On the influence of microstructure evolution and wear mechanism of direct laser deposited Ti-Al-Si coatings with different Si contents

Abstract

In response to the problem of low hardness and poor wear resistance of TC4 coatings prepared by laser additive manufacturing, three titanium alloy coatings with different Si contents were prepared on a TC4 substrate by direct laser deposition (DLD) technology. The evolution of the microstructure and wear mechanism of the coatings were studied. The addition of the Si element facilitated the formation of Ti5Si3 hard phase, which exhibited a uniform mesh form. The strengthening effect of the hard phase in the prepared coating increased with its proportion, demonstrating a positive correlation with the incremental addition of an Si element. However, the excessive addition of the Si element resulted in the surface cracking of the coating. The optimal DLD Ti-Al-Si coating was obtained when the Si content was 10 wt. %, with an average microhardness of 801 ± 24 HV0.2, 2.5 times greater than that of the TC4 substrate.
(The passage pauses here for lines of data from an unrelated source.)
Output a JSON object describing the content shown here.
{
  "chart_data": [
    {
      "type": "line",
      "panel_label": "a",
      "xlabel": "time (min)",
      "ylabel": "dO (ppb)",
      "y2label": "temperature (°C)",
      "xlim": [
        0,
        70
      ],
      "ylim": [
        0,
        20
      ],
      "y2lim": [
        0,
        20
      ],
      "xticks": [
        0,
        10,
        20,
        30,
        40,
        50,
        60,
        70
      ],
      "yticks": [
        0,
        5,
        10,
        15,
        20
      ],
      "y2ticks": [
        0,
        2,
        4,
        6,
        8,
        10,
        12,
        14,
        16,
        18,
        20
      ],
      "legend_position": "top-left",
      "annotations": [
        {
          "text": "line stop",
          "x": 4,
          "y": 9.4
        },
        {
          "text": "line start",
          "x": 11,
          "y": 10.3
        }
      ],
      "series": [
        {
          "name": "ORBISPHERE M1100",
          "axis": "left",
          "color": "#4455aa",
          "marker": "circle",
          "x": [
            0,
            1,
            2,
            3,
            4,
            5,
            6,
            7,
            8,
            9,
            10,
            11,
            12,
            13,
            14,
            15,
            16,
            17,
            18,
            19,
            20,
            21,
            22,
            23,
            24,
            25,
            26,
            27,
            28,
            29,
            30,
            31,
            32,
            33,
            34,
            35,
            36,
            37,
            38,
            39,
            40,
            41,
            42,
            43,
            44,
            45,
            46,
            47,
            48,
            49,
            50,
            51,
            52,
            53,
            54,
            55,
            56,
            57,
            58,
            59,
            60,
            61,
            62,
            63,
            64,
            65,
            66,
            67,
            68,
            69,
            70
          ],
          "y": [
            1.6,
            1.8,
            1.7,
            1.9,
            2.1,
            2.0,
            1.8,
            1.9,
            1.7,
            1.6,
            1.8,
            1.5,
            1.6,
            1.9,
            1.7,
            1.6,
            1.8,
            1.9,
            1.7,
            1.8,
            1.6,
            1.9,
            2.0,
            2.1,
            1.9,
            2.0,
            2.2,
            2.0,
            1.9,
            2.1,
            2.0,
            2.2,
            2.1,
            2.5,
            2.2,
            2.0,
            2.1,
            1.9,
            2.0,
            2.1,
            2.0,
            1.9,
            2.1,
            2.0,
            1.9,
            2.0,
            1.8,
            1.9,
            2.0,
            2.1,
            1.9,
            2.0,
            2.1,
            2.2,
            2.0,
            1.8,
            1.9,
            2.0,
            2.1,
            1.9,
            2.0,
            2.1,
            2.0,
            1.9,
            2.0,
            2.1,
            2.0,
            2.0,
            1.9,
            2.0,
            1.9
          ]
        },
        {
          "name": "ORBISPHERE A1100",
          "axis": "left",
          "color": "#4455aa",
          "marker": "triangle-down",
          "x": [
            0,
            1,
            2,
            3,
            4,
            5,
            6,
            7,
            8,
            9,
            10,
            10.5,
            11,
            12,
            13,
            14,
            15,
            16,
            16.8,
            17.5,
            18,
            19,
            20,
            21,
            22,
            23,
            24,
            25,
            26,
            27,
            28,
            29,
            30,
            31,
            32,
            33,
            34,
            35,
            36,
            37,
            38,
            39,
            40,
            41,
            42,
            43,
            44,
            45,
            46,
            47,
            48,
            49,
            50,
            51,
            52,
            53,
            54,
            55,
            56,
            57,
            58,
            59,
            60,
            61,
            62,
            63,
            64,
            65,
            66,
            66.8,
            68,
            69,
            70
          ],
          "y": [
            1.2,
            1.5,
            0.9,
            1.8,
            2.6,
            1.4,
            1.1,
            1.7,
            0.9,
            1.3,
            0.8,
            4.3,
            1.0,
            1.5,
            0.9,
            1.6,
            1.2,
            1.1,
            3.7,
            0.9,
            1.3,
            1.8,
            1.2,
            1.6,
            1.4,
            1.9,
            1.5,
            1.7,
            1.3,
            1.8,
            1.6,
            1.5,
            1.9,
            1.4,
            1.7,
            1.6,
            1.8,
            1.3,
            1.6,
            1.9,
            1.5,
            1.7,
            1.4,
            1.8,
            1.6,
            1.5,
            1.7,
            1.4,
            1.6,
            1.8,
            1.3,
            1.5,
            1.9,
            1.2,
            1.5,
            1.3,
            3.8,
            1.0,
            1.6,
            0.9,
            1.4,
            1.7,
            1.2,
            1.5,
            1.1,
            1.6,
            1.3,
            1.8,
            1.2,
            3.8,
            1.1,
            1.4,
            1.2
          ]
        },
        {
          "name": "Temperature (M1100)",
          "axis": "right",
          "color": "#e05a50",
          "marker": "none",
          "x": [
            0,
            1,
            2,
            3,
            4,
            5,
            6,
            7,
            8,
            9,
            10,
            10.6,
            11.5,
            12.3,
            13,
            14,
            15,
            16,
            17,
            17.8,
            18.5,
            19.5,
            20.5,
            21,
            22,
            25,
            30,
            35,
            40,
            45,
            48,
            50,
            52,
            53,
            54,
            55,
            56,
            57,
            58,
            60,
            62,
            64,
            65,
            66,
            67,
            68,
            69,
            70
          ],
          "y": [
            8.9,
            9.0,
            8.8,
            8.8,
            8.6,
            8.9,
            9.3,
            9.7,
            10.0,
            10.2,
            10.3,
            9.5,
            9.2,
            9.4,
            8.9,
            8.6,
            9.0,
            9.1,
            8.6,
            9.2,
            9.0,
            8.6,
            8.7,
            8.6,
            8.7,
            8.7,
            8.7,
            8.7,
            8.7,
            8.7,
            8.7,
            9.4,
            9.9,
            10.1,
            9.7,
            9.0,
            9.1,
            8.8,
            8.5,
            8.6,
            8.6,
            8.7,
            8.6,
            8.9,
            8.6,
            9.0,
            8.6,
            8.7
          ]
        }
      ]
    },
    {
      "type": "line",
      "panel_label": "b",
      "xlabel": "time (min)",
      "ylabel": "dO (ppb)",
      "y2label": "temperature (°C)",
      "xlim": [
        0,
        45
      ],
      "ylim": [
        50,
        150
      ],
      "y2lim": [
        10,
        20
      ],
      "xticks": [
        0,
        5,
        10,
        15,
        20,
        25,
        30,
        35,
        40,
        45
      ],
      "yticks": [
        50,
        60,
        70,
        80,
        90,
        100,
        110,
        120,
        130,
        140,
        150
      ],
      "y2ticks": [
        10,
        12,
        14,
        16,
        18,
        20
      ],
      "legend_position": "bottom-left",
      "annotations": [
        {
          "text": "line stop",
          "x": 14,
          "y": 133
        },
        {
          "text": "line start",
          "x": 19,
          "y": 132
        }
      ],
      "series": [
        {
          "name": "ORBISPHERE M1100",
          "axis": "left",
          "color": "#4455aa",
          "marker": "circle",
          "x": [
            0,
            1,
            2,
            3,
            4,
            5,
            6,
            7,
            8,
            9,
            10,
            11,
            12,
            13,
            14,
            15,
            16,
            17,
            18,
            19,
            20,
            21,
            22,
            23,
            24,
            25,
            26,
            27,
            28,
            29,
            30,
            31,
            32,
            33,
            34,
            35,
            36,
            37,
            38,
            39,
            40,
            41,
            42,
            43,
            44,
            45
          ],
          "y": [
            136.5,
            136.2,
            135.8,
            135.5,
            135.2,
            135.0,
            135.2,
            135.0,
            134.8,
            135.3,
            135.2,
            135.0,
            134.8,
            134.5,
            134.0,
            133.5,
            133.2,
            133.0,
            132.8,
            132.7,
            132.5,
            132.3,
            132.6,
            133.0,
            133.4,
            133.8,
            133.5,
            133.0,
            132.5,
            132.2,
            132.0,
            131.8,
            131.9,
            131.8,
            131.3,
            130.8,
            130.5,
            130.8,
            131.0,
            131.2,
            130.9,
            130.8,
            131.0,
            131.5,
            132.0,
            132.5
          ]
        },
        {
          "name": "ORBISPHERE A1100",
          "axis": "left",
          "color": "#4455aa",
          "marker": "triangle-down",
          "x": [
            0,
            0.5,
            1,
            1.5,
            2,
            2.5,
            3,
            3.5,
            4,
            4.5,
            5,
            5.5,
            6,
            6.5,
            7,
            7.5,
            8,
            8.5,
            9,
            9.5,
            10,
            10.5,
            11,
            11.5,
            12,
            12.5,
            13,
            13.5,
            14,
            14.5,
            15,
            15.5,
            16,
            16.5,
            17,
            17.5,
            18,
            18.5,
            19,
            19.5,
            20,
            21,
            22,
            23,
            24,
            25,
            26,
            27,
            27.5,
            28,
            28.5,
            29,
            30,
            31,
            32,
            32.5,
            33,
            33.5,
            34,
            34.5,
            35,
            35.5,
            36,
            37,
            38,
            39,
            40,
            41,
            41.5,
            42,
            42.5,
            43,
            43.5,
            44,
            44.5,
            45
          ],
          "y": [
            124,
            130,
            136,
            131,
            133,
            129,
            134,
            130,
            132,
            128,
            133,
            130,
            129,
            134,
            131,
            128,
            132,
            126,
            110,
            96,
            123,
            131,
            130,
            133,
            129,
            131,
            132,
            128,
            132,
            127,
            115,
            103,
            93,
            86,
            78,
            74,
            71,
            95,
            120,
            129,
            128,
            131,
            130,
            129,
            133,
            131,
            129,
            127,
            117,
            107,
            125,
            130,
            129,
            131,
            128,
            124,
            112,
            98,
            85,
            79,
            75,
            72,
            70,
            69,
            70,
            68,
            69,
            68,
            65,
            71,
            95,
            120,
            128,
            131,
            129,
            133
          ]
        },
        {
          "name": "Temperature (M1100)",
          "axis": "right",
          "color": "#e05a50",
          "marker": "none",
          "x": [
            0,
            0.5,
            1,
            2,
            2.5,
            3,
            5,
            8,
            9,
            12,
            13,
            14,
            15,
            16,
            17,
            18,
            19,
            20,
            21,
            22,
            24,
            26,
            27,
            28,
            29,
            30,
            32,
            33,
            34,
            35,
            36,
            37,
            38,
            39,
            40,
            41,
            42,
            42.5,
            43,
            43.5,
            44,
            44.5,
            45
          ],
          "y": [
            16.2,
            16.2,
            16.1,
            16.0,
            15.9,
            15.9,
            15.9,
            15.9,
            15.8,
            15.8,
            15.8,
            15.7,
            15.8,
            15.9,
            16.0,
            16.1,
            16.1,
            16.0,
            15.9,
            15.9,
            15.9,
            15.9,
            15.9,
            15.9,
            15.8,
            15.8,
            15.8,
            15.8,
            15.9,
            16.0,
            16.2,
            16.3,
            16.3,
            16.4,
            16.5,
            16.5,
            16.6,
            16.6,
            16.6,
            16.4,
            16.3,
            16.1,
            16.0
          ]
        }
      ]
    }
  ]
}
The average friction coefficient of the Ti-Al-Si coating was 0.39, and the wear rate was 1.9%. The hard phase was uniformly distributed in a mesh form, which not only refined the wear debris and suppressed the shear force of the wear debris during wear but also slowed down the continuous wear of debris on the worn surface. The results of this study could provide a reference for preparing high-hardness and wear-resistant titanium alloy coatings by DLD.